The many dimensions of doubt

I’ll respond yet again to Paul Newall at the Galilean Library.  Paul asks:  “What, then, is the difference between someone who seizes on doubts to develop a new theory and someone who is merely a contrarian or else actively opposes a theory because of its perceived consequences?”

If by “perceived consequences” we mean the standard solutions offered for climate change (cap-and-trade, carbon tax, efficiency standards, etc.), then we’ve made an implicit and somewhat problematic assumption here.  We’ve assumed, as does everyone else in this debate, that everything hinges on the presence or absence of scientific doubt.  On one hand, environmentalists insist that cap-and-trade inevitably follows from sound science.  Denialists argue that doubtful science undermines any possible action.  It’s important to note that both sides make essentially identical arguments by placing science at the center of the decision-making.  They simply conceptualize the science differently.

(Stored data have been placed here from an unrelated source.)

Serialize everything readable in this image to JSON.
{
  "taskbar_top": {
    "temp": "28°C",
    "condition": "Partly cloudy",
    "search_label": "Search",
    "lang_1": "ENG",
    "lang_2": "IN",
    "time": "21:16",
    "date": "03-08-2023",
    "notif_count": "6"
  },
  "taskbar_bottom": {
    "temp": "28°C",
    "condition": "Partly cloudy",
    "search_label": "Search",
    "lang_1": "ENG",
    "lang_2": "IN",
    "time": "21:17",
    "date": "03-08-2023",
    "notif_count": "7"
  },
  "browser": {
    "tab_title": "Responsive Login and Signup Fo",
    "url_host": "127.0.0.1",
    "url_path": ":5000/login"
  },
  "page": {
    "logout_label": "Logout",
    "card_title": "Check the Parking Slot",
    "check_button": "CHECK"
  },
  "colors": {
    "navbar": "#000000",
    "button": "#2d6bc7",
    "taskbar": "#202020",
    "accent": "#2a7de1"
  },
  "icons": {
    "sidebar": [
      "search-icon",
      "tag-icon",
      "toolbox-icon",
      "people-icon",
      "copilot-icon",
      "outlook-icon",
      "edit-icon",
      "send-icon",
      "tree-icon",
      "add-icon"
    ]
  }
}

What’s missing is the idea that climate change manifests different types and degrees of doubt that aren’t necessarily coupled.  There’s very little doubt over the basic concept of anthropogenic climate change (ACC), somewhat more doubt over the climate sensitivity, and a high degree of doubt about economic projections and the rate of technological innovation.  These questions accompany another layer of doubt about the appropriate policy response.  There’s significant doubt about the effectiveness of cap-and-trade and carbon tax, doubt about the use of offsets, and even doubt whether we should respond at all.

As Dan Sarewitz and Roger Pielke Jr have argued repeatedly, eliminating doubt in the first set of issues doesn’t help us move forward on the second.  Improved global climate models will not automatically bring us intelligent climate policy.  Some would even say that focusing on them distracts from us from more important problem.

I know I haven’t at all responded to Paul’s question.  But perhaps his question would never be asked if we confronted and decoupled the many dimensions of doubt that climate change presents us.  It should be possible to reject any action on climate change even if you agree with the IPCC.  As I’ve just said, wait-and-see may be a perfectly rational response.  While this approach will surely not end debate, at the very least it might undermine the need to emphasize and distort scientific doubt.

1 Comment

  1. Just to clarify, I gave an answer to my own question in the form of a values-based demarcation criterion. I’m not sure that it works all the time but it would take into account the disunity involved in both ACC and ACC-skepticism. As you note, it’s not clear why eliminating doubt will bring about unity regarding what action to take, but I also wonder if arguing for unity and (near-)certainty doesn’t do rhetorical damage to the possibility of better dialogue in future about science and policy decisions.